“Yes, I marched—”
“With the gardeners?” Ethel blushed again. “Landscape, I mean!” And her visitor smiled.
“Yes, with the gardeners,” she said. “There were only four of us, but we felt like the Four Hundred.” Ethel giggled excitedly.
“Wasn’t it glorious?” she exclaimed. “You ninny!” she thought. “You said that once!” And she hastened to add, “And isn’t it perfectly silly for men to try to keep us from marching?”
“You mean your husband doesn’t approve?”
“Approve!” Ethel echoed with a sniff. “I’d like to see him disapprove. I have him in fair control, I think.” And she knitted her brows in an eager way, for this was a chance to tell how she had done it.
“How long have you been married!” her visitor was asking.
“Let me see. Four years? No, two,” she replied, with a quick smile. “Time does so fly along in this town!”
“It does indeed. It seems hardly any time at all since the days when your husband and I were friends.”

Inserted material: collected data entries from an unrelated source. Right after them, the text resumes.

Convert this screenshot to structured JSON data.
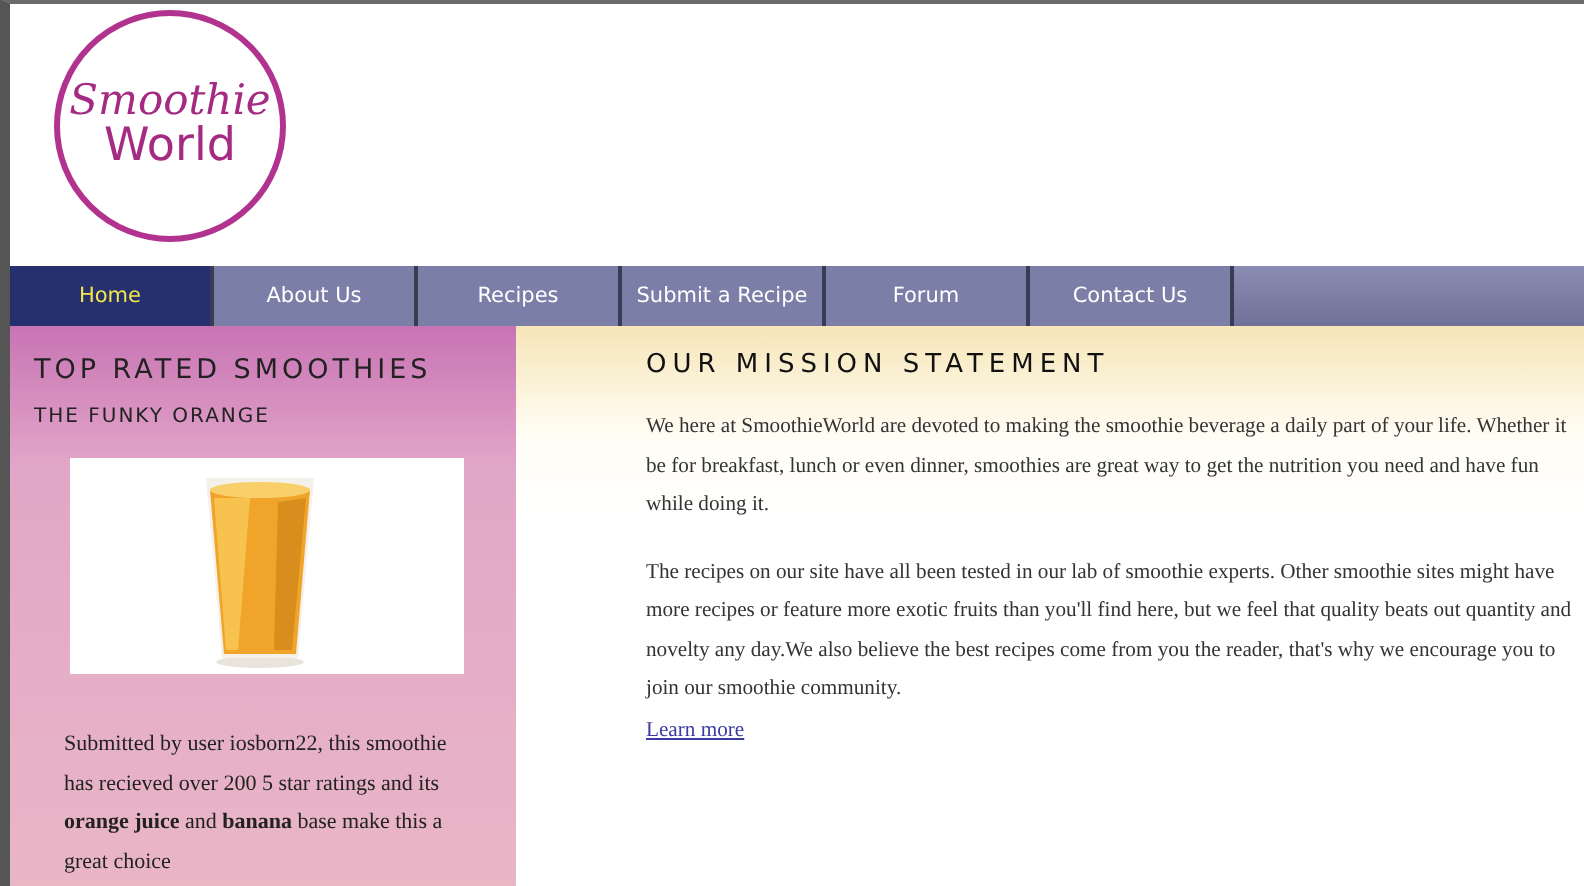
{
  "logo": {
    "line_1": "Smoothie",
    "line_2": "World"
  },
  "nav": [
    {
      "label": "Home",
      "selected": true
    },
    {
      "label": "About Us",
      "selected": false
    },
    {
      "label": "Recipes",
      "selected": false
    },
    {
      "label": "Submit a Recipe",
      "selected": false
    },
    {
      "label": "Forum",
      "selected": false
    },
    {
      "label": "Contact Us",
      "selected": false
    }
  ],
  "sidebar": {
    "title": "TOP RATED SMOOTHIES",
    "subtitle": "THE FUNKY ORANGE",
    "text": "Submitted by user iosborn22, this smoothie has recieved over 200 5 star ratings and its **orange juice** and **banana** base make this a great choice"
  },
  "main": {
    "title": "OUR MISSION STATEMENT",
    "paragraphs": [
      "We here at SmoothieWorld are devoted to making the smoothie beverage a daily part of your life. Whether it be for breakfast, lunch or even dinner, smoothies are great way to get the nutrition you need and have fun while doing it.",
      "The recipes on our site have all been tested in our lab of smoothie experts. Other smoothie sites might have more recipes or feature more exotic fruits than you'll find here, but we feel that quality beats out quantity and novelty any day.We also believe the best recipes come from you the reader, that's why we encourage you to join our smoothie community."
    ],
    "link": "Learn more"
  }
}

“Oh, yes, he has often told me about you!” And Ethel shot a swift anxious look. “I know you don’t like him,” she wanted to add. “But if you’ll only give me a chance I’ll show you what I have made of this man—or was making, at least, till all of a sudden right out of the clouds there dropped a fat detective!” She laughed at the thought and then grew rigid. How silly and pointless to laugh like that! Mrs. Crothers was telling now of the old group down about Washington Square, and Ethel was listening hungrily.
“What gorgeous times you must have had,” she exclaimed, “in those old days!” The next moment she turned crimson. “I’ve said it now. ‘Old’! I knew I should!” She caught Sally’s good-natured smile and felt again like a mere child.
From this moment on she would take care! She avoided personal topics, and growing grave and dignified she turned the conversation from Joe to music, concerts, the opera, “Salome,” “Louise.” She carefully showed she was up to date, not only in music but in other things, books she had discussed years ago in the club of the little history “prof,” and others she had been reading since—Montessori, “Jean Christophe.” Hiding her tense anxiety under a manner smooth as oil, she talked politely on and on, and she felt she was doing better now. So much better! No more stupid breaks or girlish gush, but a modern intelligent woman of parts. And a glow of hope rose in her breast. A little more of this, she thought, and she would be ready to break off, and with a sudden appealing smile take her new friend into her confidence, tell of her trouble and ask for advice.
But the smile came from her visitor. Mrs. Crothers had risen and was holding out her hand. And as Ethel stared in dismay at that smile, which displayed such an easy indifference to her and all her view of life, her only woman friend in New York said:
“I’m so sorry I’ve got to run. I hope you’ll come and see me.”